The officers noticed that Scott was smoking what appeared to be a marijuana cigarette, so they stopped the vehicle and alighted.
Scott, in turn, walked away from the group and went behind the shed.
Police became suspicious and an officer went behind the shed in the opposite direction, where he met the defendant.
The police officer identified himself and requested a search and Scott consented.
The police officer saw a black and white handkerchief with a black handle showing in Scott waist. The officer opened the handkerchief in Scott presence and found the firearm, loaded with six rounds of ammunition.
Scott then told the police officer, “Officer I find it and is sell I been going sell it to make a money.”
He was arrested and taken to the Stubbs Police Station.
A police ballistics expert confirmed that the gun was in good working order and the ammunition live. Checks with the registry of holders of firearm and ammunition permits showed that Scott was not the holder of any such licence.
Asked by the magistrate if there was anything that he wanted her to consider before sentencing him, Scott said, “No.”
The magistrate told the defendant that she is certain that he is aware that the offences were serious. She said she does not like those types of offences because of what is happening in the country with gun violence.
Browne-Matthias further pointed out that someone who should have appeared in court that day on similar charges did not appear because he was killed recently.
She was referring to Campden Park resident Kamari Neptune, who was shot and killed in Redemption Sharpes on Dec. 29, 2016, while on bail in connection with an ammunition charge.

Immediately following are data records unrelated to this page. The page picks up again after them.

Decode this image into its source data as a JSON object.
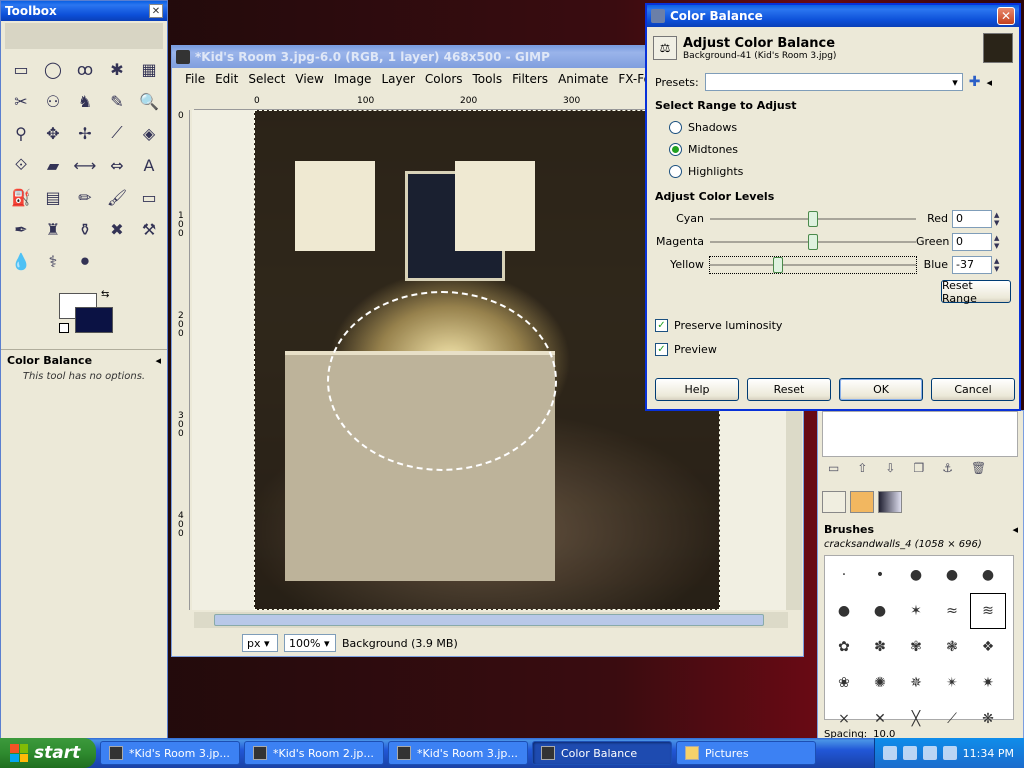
{
  "toolbox": {
    "title": "Toolbox",
    "close": "✕",
    "tools": [
      "▭",
      "◯",
      "ꝏ",
      "✱",
      "▦",
      "✂",
      "⚇",
      "♞",
      "✎",
      "🔍",
      "⚲",
      "✥",
      "✢",
      "⟋",
      "◈",
      "⟐",
      "▰",
      "⟷",
      "⇔",
      "A",
      "⛽",
      "▤",
      "✏",
      "🖌",
      "▭",
      "✒",
      "♜",
      "⚱",
      "✖",
      "⚒",
      "💧",
      "⚕",
      "⚫"
    ],
    "options_title": "Color Balance",
    "options_note": "This tool has no options."
  },
  "image_window": {
    "title": "*Kid's Room 3.jpg-6.0 (RGB, 1 layer) 468x500 - GIMP",
    "menu": [
      "File",
      "Edit",
      "Select",
      "View",
      "Image",
      "Layer",
      "Colors",
      "Tools",
      "Filters",
      "Animate",
      "FX-Foundry"
    ],
    "ruler_h": [
      "0",
      "100",
      "200",
      "300"
    ],
    "ruler_v": [
      "0",
      "1 0 0",
      "2 0 0",
      "3 0 0",
      "4 0 0"
    ],
    "unit": "px",
    "zoom": "100%",
    "status": "Background (3.9 MB)"
  },
  "color_balance": {
    "title": "Color Balance",
    "heading": "Adjust Color Balance",
    "subheading": "Background-41 (Kid's Room 3.jpg)",
    "presets_label": "Presets:",
    "presets_value": "",
    "range_section": "Select Range to Adjust",
    "ranges": [
      "Shadows",
      "Midtones",
      "Highlights"
    ],
    "selected_range": "Midtones",
    "levels_section": "Adjust Color Levels",
    "sliders": [
      {
        "left": "Cyan",
        "right": "Red",
        "value": "0",
        "level": 0.5
      },
      {
        "left": "Magenta",
        "right": "Green",
        "value": "0",
        "level": 0.5
      },
      {
        "left": "Yellow",
        "right": "Blue",
        "value": "-37",
        "level": 0.32
      }
    ],
    "reset_range": "Reset Range",
    "preserve_luminosity": "Preserve luminosity",
    "preview": "Preview",
    "buttons": {
      "help": "Help",
      "reset": "Reset",
      "ok": "OK",
      "cancel": "Cancel"
    }
  },
  "dock": {
    "brushes_title": "Brushes",
    "brush_name": "cracksandwalls_4 (1058 × 696)",
    "brushes": [
      "·",
      "•",
      "●",
      "●",
      "●",
      "●",
      "●",
      "✶",
      "≈",
      "≋",
      "✿",
      "✽",
      "✾",
      "❃",
      "❖",
      "❀",
      "✺",
      "✵",
      "✴",
      "✷",
      "×",
      "✕",
      "╳",
      "⟋",
      "❋"
    ],
    "spacing_label": "Spacing:",
    "spacing_value": "10.0"
  },
  "taskbar": {
    "start": "start",
    "tasks": [
      "*Kid's Room 3.jp...",
      "*Kid's Room 2.jp...",
      "*Kid's Room 3.jp...",
      "Color Balance",
      "Pictures"
    ],
    "active_task": "Color Balance",
    "clock": "11:34 PM"
  },
  "colors": {
    "xp_blue": "#0a5fe3",
    "fg_color": "#ffffff",
    "bg_color": "#0b1244"
  }
}
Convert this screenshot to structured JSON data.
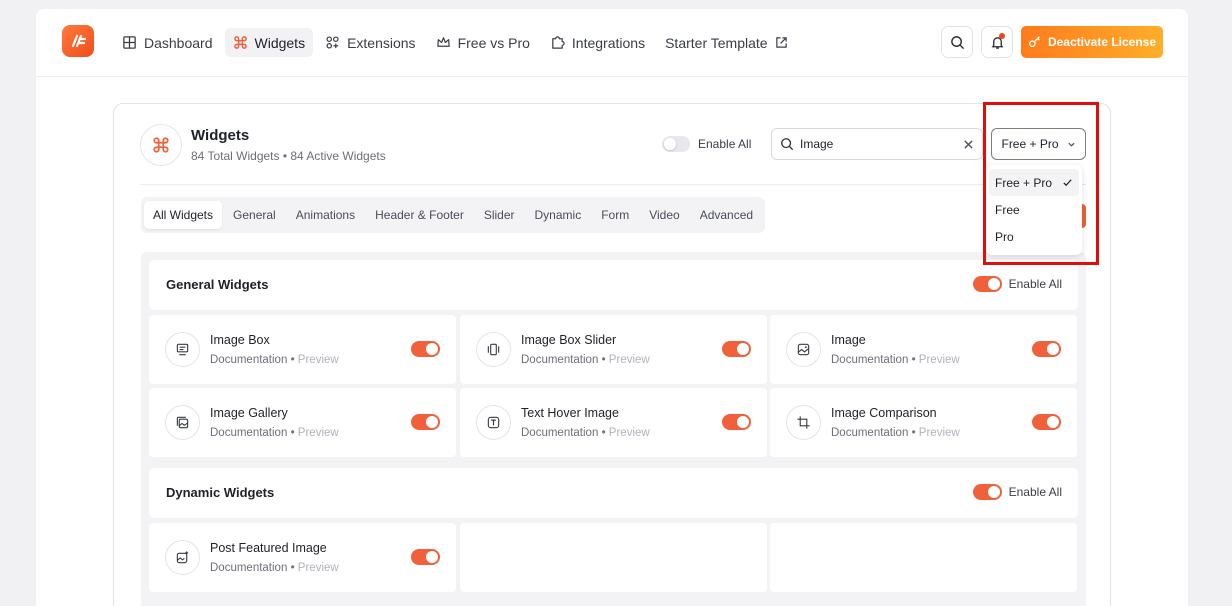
{
  "nav": {
    "items": [
      {
        "label": "Dashboard",
        "icon": "grid-icon",
        "active": false
      },
      {
        "label": "Widgets",
        "icon": "command-icon",
        "active": true
      },
      {
        "label": "Extensions",
        "icon": "extensions-icon",
        "active": false
      },
      {
        "label": "Free vs Pro",
        "icon": "crown-icon",
        "active": false
      },
      {
        "label": "Integrations",
        "icon": "puzzle-icon",
        "active": false
      },
      {
        "label": "Starter Template",
        "icon": "external-link-icon",
        "active": false
      }
    ],
    "deactivate_label": "Deactivate License"
  },
  "panel": {
    "title": "Widgets",
    "subtitle": "84 Total Widgets • 84 Active Widgets",
    "enable_all_label": "Enable All",
    "search_value": "Image",
    "filter_value": "Free + Pro"
  },
  "tabs": [
    "All Widgets",
    "General",
    "Animations",
    "Header & Footer",
    "Slider",
    "Dynamic",
    "Form",
    "Video",
    "Advanced"
  ],
  "sections": {
    "general": {
      "title": "General Widgets",
      "enable_all_label": "Enable All",
      "cards": [
        {
          "name": "Image Box",
          "doc": "Documentation",
          "preview": "Preview",
          "icon": "image-box-icon"
        },
        {
          "name": "Image Box Slider",
          "doc": "Documentation",
          "preview": "Preview",
          "icon": "slider-icon"
        },
        {
          "name": "Image",
          "doc": "Documentation",
          "preview": "Preview",
          "icon": "image-icon"
        },
        {
          "name": "Image Gallery",
          "doc": "Documentation",
          "preview": "Preview",
          "icon": "gallery-icon"
        },
        {
          "name": "Text Hover Image",
          "doc": "Documentation",
          "preview": "Preview",
          "icon": "text-icon"
        },
        {
          "name": "Image Comparison",
          "doc": "Documentation",
          "preview": "Preview",
          "icon": "crop-icon"
        }
      ]
    },
    "dynamic": {
      "title": "Dynamic Widgets",
      "enable_all_label": "Enable All",
      "cards": [
        {
          "name": "Post Featured Image",
          "doc": "Documentation",
          "preview": "Preview",
          "icon": "featured-image-icon"
        }
      ]
    }
  },
  "dropdown": {
    "options": [
      "Free + Pro",
      "Free",
      "Pro"
    ],
    "selected": "Free + Pro"
  },
  "separator": "•",
  "colors": {
    "accent": "#f0603a",
    "highlight": "#e00d0d"
  }
}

The magistrate further told the defendant that his excuse about finding the gun was a poor one.
She further noted that guns kill and told the defendant that if the ballistics expert had testified, he would have said that guns are designed to kill.
“You don’t want that for you or your family,” the magistrate said.
She further said that Scott’s criminal record, which lists five convictions –- for “not the best of offences” — didn’t go to his credit.
The magistrate told Scott that she did not want to spell out his offences to the court and he commented, “Me ain’t have no problem with that.”
The magistrate told Scott the fact that he pleaded guilty, though not at the earliest opportunity would result in a discount in the sentence she was considering.
She further said that he is still relatively young and even though things seem to have gone “so wrong” for him, he can be transformed.
She, however, noted that the gun was found loaded, “ready to go in case of anything”.
The chief magistrate said that the message she would want to send is to stop would be offenders in their tracks.
After the matter was disposed of, Scott stood up and told the magistrate that there was another charge against him and asked if that could also be heard then and there.
The magistrate, however, told him that that was not ready for hearing, adding that she also would not want to know at that point what other charge he had against him, lest she regrets not giving him a stiffer penalty.